I present tools for collecting data generated by Scientific Python community development infrastructure (mailing list archives, pull requests, issue trackers) and analyzing it with Pandas and NetworkX. Showing preliminery results using social network analysis and complex systems modeling, I demonstrate using reflexive data science to enrich our understanding of open source development.
The Scientific Python community's contributions to greater scientific understanding have been underappreciated by academic institutions. One reason for this is that software engineering is widely misunderstood and not recognized as research work in its own right, as opposed to paper publication and patents. A better understanding of the open source software development process itself will help academic institutions recognize the contributions of open source developers.
I collect historical data from development of Scientific Python projects and render these into formats suitable for analysis using SciPy tools. To demonstrate the potential of this work, I will show two ways of analyzing this data scientifically: as a self-excited Hawkes process exibiting shock behavior, and as information diffusion over a social network.
The purpose of this talk is twofold.
First, to introduce tools and techniques for turning data from open source software production into scientific data suitable for analysis.
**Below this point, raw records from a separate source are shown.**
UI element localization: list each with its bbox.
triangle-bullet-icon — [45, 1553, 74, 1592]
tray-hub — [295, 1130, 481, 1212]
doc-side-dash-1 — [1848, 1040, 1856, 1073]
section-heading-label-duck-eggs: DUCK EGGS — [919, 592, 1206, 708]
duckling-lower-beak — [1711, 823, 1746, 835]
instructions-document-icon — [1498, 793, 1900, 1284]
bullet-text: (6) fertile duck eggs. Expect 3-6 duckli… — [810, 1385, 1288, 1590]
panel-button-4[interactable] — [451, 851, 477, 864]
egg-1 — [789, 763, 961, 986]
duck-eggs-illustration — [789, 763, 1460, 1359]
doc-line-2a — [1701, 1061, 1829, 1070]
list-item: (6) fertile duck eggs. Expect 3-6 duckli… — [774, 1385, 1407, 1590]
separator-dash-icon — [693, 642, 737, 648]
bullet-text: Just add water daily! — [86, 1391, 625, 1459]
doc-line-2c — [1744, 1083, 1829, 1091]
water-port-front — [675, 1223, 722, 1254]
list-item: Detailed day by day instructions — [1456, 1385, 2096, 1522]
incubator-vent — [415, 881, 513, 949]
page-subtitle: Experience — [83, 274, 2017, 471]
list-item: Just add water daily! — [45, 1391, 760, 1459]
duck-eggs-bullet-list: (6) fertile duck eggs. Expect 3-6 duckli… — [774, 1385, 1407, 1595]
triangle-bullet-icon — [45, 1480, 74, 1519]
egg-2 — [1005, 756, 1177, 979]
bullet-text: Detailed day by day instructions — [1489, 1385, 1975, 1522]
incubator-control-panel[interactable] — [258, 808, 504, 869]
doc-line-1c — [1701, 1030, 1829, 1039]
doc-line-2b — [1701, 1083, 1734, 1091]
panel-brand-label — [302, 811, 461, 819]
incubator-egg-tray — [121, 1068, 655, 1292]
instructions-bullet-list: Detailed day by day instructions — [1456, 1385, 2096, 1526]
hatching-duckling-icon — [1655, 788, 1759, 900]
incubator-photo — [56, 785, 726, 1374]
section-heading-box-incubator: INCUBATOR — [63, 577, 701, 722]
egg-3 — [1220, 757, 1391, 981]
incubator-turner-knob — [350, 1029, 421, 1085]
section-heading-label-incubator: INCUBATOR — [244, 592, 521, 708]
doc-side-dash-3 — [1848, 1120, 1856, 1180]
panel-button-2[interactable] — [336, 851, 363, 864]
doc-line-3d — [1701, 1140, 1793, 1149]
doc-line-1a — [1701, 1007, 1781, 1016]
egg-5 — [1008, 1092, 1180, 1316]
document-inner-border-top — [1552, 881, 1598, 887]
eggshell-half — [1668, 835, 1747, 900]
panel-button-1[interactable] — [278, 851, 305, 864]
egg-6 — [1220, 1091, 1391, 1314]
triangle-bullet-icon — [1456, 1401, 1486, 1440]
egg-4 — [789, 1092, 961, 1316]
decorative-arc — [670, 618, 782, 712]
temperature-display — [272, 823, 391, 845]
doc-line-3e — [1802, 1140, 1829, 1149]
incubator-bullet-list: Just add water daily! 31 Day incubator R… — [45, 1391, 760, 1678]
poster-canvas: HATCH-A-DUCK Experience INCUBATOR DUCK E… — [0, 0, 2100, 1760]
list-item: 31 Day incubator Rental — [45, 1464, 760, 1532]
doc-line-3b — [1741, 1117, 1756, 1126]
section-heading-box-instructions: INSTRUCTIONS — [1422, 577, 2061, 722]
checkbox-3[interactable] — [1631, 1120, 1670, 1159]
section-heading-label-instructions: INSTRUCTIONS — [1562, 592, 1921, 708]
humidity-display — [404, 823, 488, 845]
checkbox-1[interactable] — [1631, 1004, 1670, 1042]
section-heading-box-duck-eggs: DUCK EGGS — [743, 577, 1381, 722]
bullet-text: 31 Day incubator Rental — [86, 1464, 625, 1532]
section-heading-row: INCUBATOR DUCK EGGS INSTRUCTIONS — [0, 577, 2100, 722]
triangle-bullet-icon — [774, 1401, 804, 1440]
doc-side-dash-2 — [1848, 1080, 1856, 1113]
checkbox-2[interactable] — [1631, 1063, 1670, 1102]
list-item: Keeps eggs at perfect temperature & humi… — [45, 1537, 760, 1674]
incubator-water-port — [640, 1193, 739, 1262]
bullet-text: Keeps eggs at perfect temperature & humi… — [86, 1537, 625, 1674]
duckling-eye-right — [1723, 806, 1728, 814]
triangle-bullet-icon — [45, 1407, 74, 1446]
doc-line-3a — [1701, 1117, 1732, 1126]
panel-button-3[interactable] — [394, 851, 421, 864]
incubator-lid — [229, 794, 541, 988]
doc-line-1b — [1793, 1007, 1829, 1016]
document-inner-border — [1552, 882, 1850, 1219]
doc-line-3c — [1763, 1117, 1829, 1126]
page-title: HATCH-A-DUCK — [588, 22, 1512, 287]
This talk proposes that there's an opportunity for SciPy to engage in reflexive data science, using its own data to learn more about how it functions and how to operate more efficiently.
Second, this talk will present visualizations of the data based on complex systems research and social network analysis. Building on prior work, these results will focus on the role of productive bursts in communications. Drawing on social network analysis and prior work on roles in Usenet communities and open source communities, this talk will provide historical insight into the interaction between SciPy communities.